I say nothing. A house full of men hasn’t been conducive to sitting around talking about our feelings. I’ve never had that kind of relationship with my dad. Or my brothers, for that matter. We care for each other, and we tease each other, and sometimes we fight with each other.

Which is what it looks like Cade is itching for as he takes a few menacing steps into the kitchen. “Smart girl,” is what he says as he props a hip against the countertop and crosses his arms, the canvas of his black coat rasping as he does.

“Fuck you, Cade.” I shake my head.

“No, Rhett. Fuck you. You fucking bolthead. You had something with that girl.”

I huff out a laugh. “Cade, you don’t even like her.”

“I like her because she’s good for you. I like her because she doesn’t take our shit, and she doesn’t roll over for you like some lovesick puppy dog. I don’t like her because she’s smarter than me, and that’s fucking annoying.”

My teeth clamp and grind as my big brother stares me down. “You were a different person with her. You were happy. You didn’t have that sad, lost little boy look about you. The one constantly seeking attention and doing dumb shit to get it. Because you had her attention. You’re just too stupid to see it.”

“Is this your version of a pep talk?”

“No, you dolt. It’s the closest thing to an ass kicking I can give you without beating on a man with broken ribs.”

“I could still take you.” I couldn’t. Cade is bigger. Taller. And meaner.

“You’re so busy running around being a showboat rodeo boy that you don’t even realize what you’ve got. You think we all pick on you for riding bulls because we’re just being dicks? It’s because we love you. You don’t remember when mom died. But I do. I was there. I watched our dad hold her while she bled out. Suddenly, at eight, I was wrangling you and Beau because dad was a shell of himself, focused on taking care of Violet. And now I’m a single dad. I watch Luke grow every day and dread the day I can’t be the one to keep him safe.”

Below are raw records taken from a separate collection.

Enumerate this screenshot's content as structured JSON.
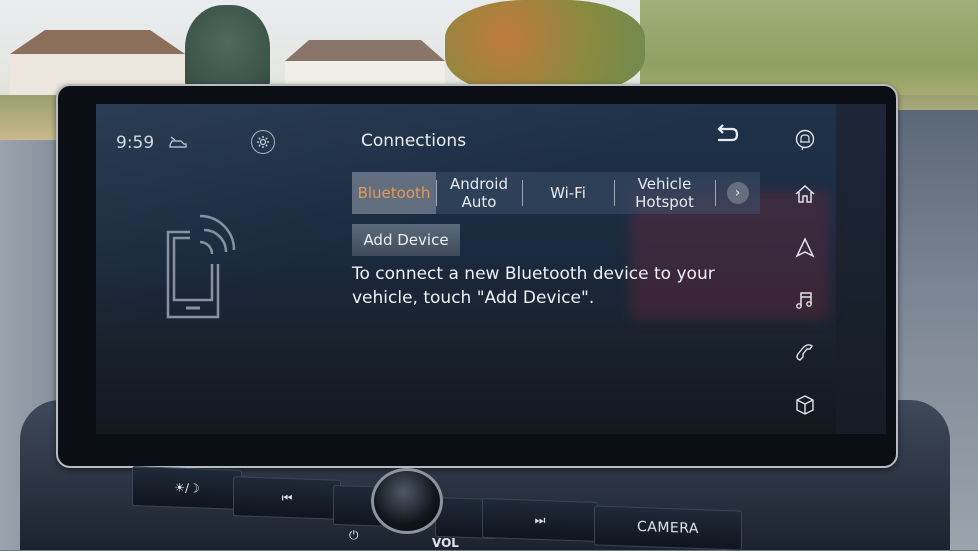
{
  "status_bar": {
    "time": "9:59",
    "vehicle_icon": "vehicle-status-icon",
    "settings_icon": "gear-icon"
  },
  "header": {
    "title": "Connections",
    "back_icon": "back-arrow-icon"
  },
  "tabs": [
    {
      "label_line1": "Bluetooth",
      "label_line2": "",
      "active": true
    },
    {
      "label_line1": "Android",
      "label_line2": "Auto",
      "active": false
    },
    {
      "label_line1": "Wi-Fi",
      "label_line2": "",
      "active": false
    },
    {
      "label_line1": "Vehicle",
      "label_line2": "Hotspot",
      "active": false
    }
  ],
  "tabs_more_glyph": "›",
  "main": {
    "add_device_label": "Add Device",
    "message": "To connect a new Bluetooth device to your vehicle, touch \"Add Device\".",
    "illustration": "bluetooth-phone-icon"
  },
  "rail": [
    {
      "name": "notification",
      "icon": "notification-bell-icon"
    },
    {
      "name": "home",
      "icon": "home-icon"
    },
    {
      "name": "navigation",
      "icon": "navigation-arrow-icon"
    },
    {
      "name": "audio",
      "icon": "music-note-icon"
    },
    {
      "name": "phone",
      "icon": "phone-icon"
    },
    {
      "name": "apps",
      "icon": "cube-icon"
    }
  ],
  "hardware_buttons": {
    "day_night_glyph": "☀/☽",
    "prev_glyph": "⏮",
    "next_glyph": "⏭",
    "camera_label": "CAMERA",
    "power_glyph": "⏻",
    "vol_label": "VOL"
  },
  "colors": {
    "active_tab_text": "#e59a55",
    "screen_text": "#eef1f3",
    "screen_bg": "#1a2a3f"
  }
}
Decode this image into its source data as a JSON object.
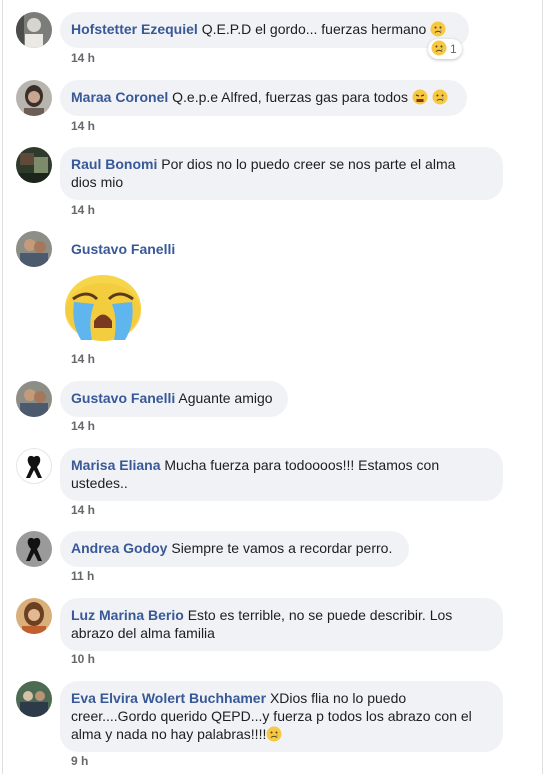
{
  "comments": [
    {
      "author": "Hofstetter Ezequiel",
      "text": "Q.E.P.D el gordo... fuerzas hermano",
      "time": "14 h",
      "reaction_count": "1"
    },
    {
      "author": "Maraa Coronel",
      "text": "Q.e.p.e Alfred, fuerzas gas para todos",
      "time": "14 h"
    },
    {
      "author": "Raul Bonomi",
      "text_line1": "Por dios no lo puedo creer se nos parte el alma",
      "text_line2": "dios mio",
      "time": "14 h"
    },
    {
      "author": "Gustavo Fanelli",
      "time": "14 h"
    },
    {
      "author": "Gustavo Fanelli",
      "text": "Aguante amigo",
      "time": "14 h"
    },
    {
      "author": "Marisa Eliana",
      "text_line1": "Mucha fuerza para todoooos!!! Estamos con",
      "text_line2": "ustedes..",
      "time": "14 h"
    },
    {
      "author": "Andrea Godoy",
      "text": "Siempre te vamos a recordar perro.",
      "time": "11 h"
    },
    {
      "author": "Luz Marina Berio",
      "text_line1": "Esto es terrible, no se puede describir. Los",
      "text_line2": "abrazo del alma familia",
      "time": "10 h"
    },
    {
      "author": "Eva Elvira Wolert Buchhamer",
      "text_line1": "XDios flia no lo puedo",
      "text_line2": "creer....Gordo querido QEPD...y fuerza p todos los abrazo con el",
      "text_line3": "alma y nada no hay palabras!!!!",
      "time": "9 h"
    }
  ],
  "colors": {
    "author": "#385898",
    "bubble": "#f0f2f5",
    "time": "#65676b",
    "emoji": "#f7c842"
  },
  "icons": [
    "crying-face-emoji",
    "tired-face-emoji",
    "large-crying-face-sticker",
    "black-ribbon-avatar"
  ]
}
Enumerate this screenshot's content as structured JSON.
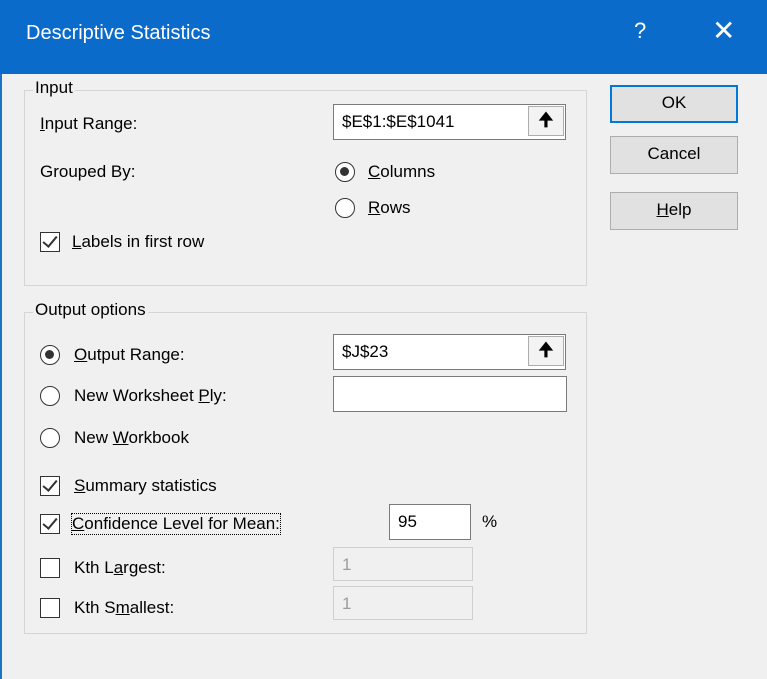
{
  "window": {
    "title": "Descriptive Statistics",
    "help_glyph": "?",
    "close_glyph": "✕"
  },
  "input_group": {
    "label": "Input",
    "input_range_label": {
      "u": "I",
      "rest": "nput Range:"
    },
    "input_range_value": "$E$1:$E$1041",
    "grouped_by_label": "Grouped By:",
    "columns_label": {
      "u": "C",
      "rest": "olumns"
    },
    "rows_label": {
      "u": "R",
      "rest": "ows"
    },
    "grouped_by_selected": "Columns",
    "labels_first_row": {
      "u": "L",
      "rest": "abels in first row"
    },
    "labels_first_row_checked": true
  },
  "output_group": {
    "label": "Output options",
    "output_range": {
      "u": "O",
      "rest": "utput Range:"
    },
    "output_range_value": "$J$23",
    "new_worksheet": {
      "pre": "New Worksheet ",
      "u": "P",
      "rest": "ly:"
    },
    "new_worksheet_value": "",
    "new_workbook": {
      "pre": "New ",
      "u": "W",
      "rest": "orkbook"
    },
    "selected": "Output Range",
    "summary_statistics": {
      "u": "S",
      "rest": "ummary statistics"
    },
    "summary_checked": true,
    "confidence_level": {
      "u": "C",
      "rest": "onfidence Level for Mean:"
    },
    "confidence_checked": true,
    "confidence_value": "95",
    "percent": "%",
    "kth_largest": {
      "pre": "Kth L",
      "u": "a",
      "rest": "rgest:"
    },
    "kth_largest_checked": false,
    "kth_largest_value": "1",
    "kth_smallest": {
      "pre": "Kth S",
      "u": "m",
      "rest": "allest:"
    },
    "kth_smallest_checked": false,
    "kth_smallest_value": "1",
    "range_button_glyph": "🠉"
  },
  "buttons": {
    "ok": "OK",
    "cancel": "Cancel",
    "help": {
      "u": "H",
      "rest": "elp"
    }
  }
}
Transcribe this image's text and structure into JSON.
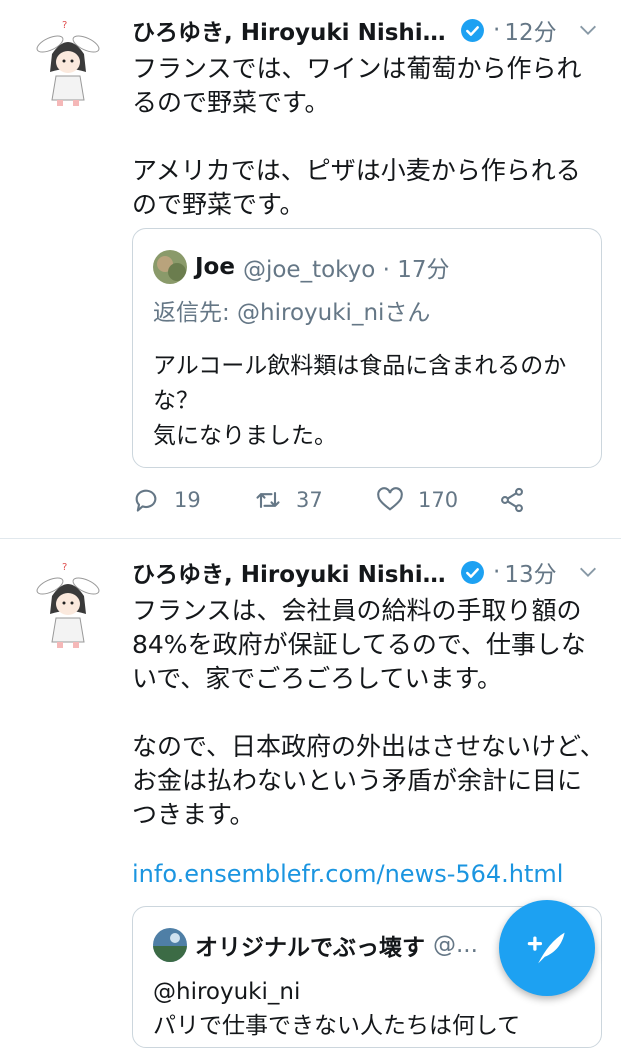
{
  "tweets": [
    {
      "author_name": "ひろゆき, Hiroyuki Nishim...",
      "time": "12分",
      "separator": "·",
      "text": "フランスでは、ワインは葡萄から作られるので野菜です。\n\nアメリカでは、ピザは小麦から作られるので野菜です。",
      "quote": {
        "name": "Joe",
        "handle": "@joe_tokyo · 17分",
        "reply_to": "返信先: @hiroyuki_niさん",
        "text": "アルコール飲料類は食品に含まれるのかな？\n気になりました。"
      },
      "actions": {
        "reply_count": "19",
        "retweet_count": "37",
        "like_count": "170"
      }
    },
    {
      "author_name": "ひろゆき, Hiroyuki Nishim...",
      "time": "13分",
      "separator": "·",
      "text": "フランスは、会社員の給料の手取り額の84%を政府が保証してるので、仕事しないで、家でごろごろしています。\n\nなので、日本政府の外出はさせないけど、お金は払わないという矛盾が余計に目につきます。",
      "link": "info.ensemblefr.com/news-564.html",
      "quote": {
        "name": "オリジナルでぶっ壊す",
        "handle": "@...",
        "reply_to": "@hiroyuki_ni",
        "text": "パリで仕事できない人たちは何して"
      }
    }
  ],
  "icons": {
    "verified": "verified-badge-icon",
    "chevron": "chevron-down-icon",
    "reply": "reply-icon",
    "retweet": "retweet-icon",
    "like": "heart-icon",
    "share": "share-icon",
    "compose": "compose-tweet-icon"
  },
  "colors": {
    "brand": "#1da1f2",
    "link": "#1b95e0",
    "secondary_text": "#657786",
    "border": "#ccd6dd"
  }
}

I bite my inner cheek. I know Cade is serious right now because I don’t think I can remember him ever telling me that he loves me.

“When you have a kid, everyone warns you about the sleepless nights. The explosive diaper changes. How they grow so fast that you hemorrhage money on clothing them. What they don’t tell you is that you’ll never spend another day of your life without worrying about another person. You’ll never completely relax again because that person you created will always, always be on your mind. You’ll wonder where they are, what they’re doing, and if they’re okay.”

The bridge of my nose stings at his words, and I sniff to clear it. Pain lances through me as I do. Fuck me, everything hurts.

“Not knowing where Beau is or what he’s doing is bad enough. But he’s serving this country, he’s got a good reason to be gone. But you? You fucking won it all. Twice. You make millions of dollars. If you had a brain, you would take that money and set yourself up real nice. When is it enough for you?”

I interrupt him there. “I fully intend to put my money toward this place. I plan to come back here and help you. I need something to do with myself.”

Cade’s gaze narrows. “When?”

“I don’t know.”

“After this season?”

I sigh. “I don’t know. Some days, I don’t even know if I like it anymore or if it’s just what I know. Quitting is hard. My entire identity is wrapped up in riding bulls.”

“With her, it wasn’t. And I don’t want an inheritance from you.” He pushes off the counter, shaking his head. “I want to be poor and have you pissing me off for years to come.”

From Cade, that sentiment is, well, like a shot to the heart. He leaves me, only stopping when he hits the door, fingers tapping against the frame. He glances at me over his shoulder.

“Rhett, working on the ranch isn’t something to do with yourself. This is a job. A job I love. I wouldn’t do it if I didn’t. You need to figure out what you love and make that your life too.”

The only word in my head when that screen door slams behind him is Summer.